Prendo in prestito il titolo del blog dalla bella puntata di Presa Diretta andata in onda la scorsa settimana. Un’inchiesta che ha raccontato la condizione in cui versano milioni di famiglie con persone disabili e non autosufficienti in Italia. Un grido di aiuto misto a rassegnazione, tanto disarmante quanto reale. Vedere l’inchiesta ha riportato in superficie un pensiero che covavo da tempo ed è stata occasione per riflettere sugli ultimi 9 mesi di attività in giro per l’Italia a costruire il progetto Jointly Fragibilità, forse il più complesso e ambizioso in cui mi sono avventurata fino ad ora.
Abbiamo passato giorni a parlare di caregiver e non autosufficienza con i “tecnici della materia”, abbiamo incontrato centinaia di operatori del privato sociale, associazioni, e responsabili delle risorse umane delle aziende. Ci siamo confrontati su tariffe, contratti, livelli di assistenza e approcci. Abbiamo fatto delle scelte, alcune delle quali non saranno perfette, ma intanto le abbiamo fatte, perché pensavo che non ci fosse più tempo di aspettare, di pensare e di studiare modelli astratti.
Spesso ho avuto l’impressione che ci fossimo aggrovigliati nei nostri pensieri, nei modelli e nelle trattative perdendo di vista il motivo vero per cui eravamo li: l’urgenza di trovare delle risposte, degli aiuti, dei riferimenti per queste famiglie. In questi mesi ho avuto l’impressione di sentir svanire il senso d’urgenza, ho visto rinviare continuamente decisioni, prendere tempo, sospendere scelte in attesa che tutto fosse chiaro, sicuro. Ho trovato molti tecnicismi, poca spinta alla soluzione.
Nel frattempo loro sono Lasciati Soli. Dove è finito il senso di urgenza?
L’ho ritrovato quando sono entrata nelle aziende a confrontarmi con una platea di persone che sono passate o che stanno attraversando una condizione di fragilità in famiglia. L’ho ritrovato negli sguardi di intesa delle persone: c’erano comprensione senso di gratitudine, non diffidenza e paura. Ho sentito dipendenti ringraziare la propri azienda (e non capita spesso). Li ho sentiti dire grazie, almeno voi state provando a darci una mano. Quando sei costretto a vestire i panni del “Supereroe” e caricarti sulle spalle un macigno per il quale non eri stato preparato, è importante sapere che c’è qualcuno su cui contare.
“All’estero li chiamano caregiver, da noi sono Cittadini invisibili”.
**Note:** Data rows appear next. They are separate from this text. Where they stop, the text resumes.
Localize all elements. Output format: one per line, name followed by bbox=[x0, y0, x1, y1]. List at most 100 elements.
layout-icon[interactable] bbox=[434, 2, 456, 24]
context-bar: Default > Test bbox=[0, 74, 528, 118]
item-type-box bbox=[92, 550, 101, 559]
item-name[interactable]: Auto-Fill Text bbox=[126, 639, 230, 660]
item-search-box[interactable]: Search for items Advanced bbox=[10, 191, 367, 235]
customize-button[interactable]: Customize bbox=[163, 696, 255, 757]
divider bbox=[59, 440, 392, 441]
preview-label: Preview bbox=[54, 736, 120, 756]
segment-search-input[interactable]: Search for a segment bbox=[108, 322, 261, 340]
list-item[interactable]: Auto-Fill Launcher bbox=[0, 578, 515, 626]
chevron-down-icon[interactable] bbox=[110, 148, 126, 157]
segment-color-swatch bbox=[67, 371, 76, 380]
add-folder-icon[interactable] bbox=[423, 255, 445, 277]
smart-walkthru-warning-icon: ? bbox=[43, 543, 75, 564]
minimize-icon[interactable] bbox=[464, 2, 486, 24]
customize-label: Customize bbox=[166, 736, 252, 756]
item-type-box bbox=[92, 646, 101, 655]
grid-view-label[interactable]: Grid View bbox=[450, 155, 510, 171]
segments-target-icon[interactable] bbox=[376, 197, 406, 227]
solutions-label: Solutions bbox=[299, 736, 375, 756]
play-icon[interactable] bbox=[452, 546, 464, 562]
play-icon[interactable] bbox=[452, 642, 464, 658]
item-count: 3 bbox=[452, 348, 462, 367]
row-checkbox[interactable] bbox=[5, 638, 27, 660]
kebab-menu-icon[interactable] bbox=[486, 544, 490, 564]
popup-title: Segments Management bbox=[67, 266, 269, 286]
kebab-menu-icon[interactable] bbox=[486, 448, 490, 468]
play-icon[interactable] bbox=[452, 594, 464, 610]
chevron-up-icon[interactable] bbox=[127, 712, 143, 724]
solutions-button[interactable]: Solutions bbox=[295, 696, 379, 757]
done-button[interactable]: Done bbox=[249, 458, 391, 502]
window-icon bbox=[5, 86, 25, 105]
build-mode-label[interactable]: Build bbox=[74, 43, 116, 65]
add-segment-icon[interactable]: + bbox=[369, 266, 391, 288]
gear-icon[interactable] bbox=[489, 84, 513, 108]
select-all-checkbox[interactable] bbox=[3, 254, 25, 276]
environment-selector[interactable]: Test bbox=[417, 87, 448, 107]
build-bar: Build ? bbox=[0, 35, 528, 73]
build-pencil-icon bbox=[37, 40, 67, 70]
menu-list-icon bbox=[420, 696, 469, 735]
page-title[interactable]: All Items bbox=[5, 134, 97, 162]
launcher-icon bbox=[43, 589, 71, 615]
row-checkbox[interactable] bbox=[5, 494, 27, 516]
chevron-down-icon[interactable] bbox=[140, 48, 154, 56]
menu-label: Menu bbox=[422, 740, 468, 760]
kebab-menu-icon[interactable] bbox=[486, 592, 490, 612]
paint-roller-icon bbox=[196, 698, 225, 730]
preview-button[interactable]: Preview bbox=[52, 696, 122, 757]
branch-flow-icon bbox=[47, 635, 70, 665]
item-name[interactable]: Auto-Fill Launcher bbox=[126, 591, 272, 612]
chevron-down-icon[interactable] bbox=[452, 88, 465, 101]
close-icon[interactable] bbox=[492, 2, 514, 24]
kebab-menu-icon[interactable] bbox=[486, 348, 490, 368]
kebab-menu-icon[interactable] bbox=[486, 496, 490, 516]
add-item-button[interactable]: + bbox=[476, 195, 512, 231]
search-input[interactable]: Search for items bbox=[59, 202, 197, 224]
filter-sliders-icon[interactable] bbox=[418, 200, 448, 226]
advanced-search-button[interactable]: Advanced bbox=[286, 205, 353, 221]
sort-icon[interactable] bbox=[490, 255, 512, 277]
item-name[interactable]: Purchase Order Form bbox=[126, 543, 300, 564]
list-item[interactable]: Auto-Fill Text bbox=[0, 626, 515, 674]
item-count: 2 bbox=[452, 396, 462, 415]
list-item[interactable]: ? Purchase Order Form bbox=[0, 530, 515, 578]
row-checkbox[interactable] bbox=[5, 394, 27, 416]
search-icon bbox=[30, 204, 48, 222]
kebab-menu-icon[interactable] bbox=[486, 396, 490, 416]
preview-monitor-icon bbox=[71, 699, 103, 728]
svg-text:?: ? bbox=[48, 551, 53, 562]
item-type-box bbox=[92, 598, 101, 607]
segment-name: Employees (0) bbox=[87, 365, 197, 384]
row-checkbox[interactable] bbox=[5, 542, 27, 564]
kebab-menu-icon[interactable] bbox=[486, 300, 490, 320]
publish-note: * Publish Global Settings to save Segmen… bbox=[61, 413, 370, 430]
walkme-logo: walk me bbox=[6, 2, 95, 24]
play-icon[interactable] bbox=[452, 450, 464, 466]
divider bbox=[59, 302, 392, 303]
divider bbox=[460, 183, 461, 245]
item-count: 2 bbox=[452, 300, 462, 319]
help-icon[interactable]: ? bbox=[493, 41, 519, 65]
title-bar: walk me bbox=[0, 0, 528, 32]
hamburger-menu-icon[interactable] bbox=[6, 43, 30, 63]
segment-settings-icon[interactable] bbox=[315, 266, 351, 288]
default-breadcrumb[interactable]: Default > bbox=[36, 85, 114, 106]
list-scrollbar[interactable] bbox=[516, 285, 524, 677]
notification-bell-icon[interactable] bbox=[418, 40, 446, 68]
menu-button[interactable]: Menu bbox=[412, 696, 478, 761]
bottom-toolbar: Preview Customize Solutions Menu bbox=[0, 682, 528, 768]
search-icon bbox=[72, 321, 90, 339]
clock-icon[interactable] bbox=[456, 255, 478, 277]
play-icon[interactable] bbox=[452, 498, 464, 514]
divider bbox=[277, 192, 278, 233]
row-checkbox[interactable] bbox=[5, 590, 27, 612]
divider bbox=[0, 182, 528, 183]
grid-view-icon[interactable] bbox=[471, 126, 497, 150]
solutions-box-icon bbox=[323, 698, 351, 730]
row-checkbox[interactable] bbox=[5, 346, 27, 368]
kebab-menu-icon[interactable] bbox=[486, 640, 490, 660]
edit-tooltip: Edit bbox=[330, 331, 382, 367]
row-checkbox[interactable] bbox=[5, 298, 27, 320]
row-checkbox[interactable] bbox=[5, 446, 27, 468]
C’è urgenza di risposte, c’è bisogno di nuovi punti di riferimento. Quelli tradizionali non bastano più. Che ci piaccia o no la realtà è questa. Di chi è il compito di trovare nuove soluzioni? Come cambia il ruolo del welfare pubblico? E' un dibattito che non mi compete. So solo che non abbiamo 20 anni di tempo per dare delle risposte a chi ti chiede aiuto. Non c’è più tempo per dibattere. Eppure siamo così concentrati sui noi stessi, sulla rincorsa del nostro quotidiano, per cercare approcci e soluzioni diversi.
Nelle startup si chiama MVP=minimum viable product. Laddove il problema è complesso si costruisce prima la soluzione minima per essere testata sul mercato, la si prova e se non funziona la si smonta, rimonta. E poi la si migliora. Loro devono sapere che stiamo lavorando per loro. Che qualcuno almeno ci sta provando.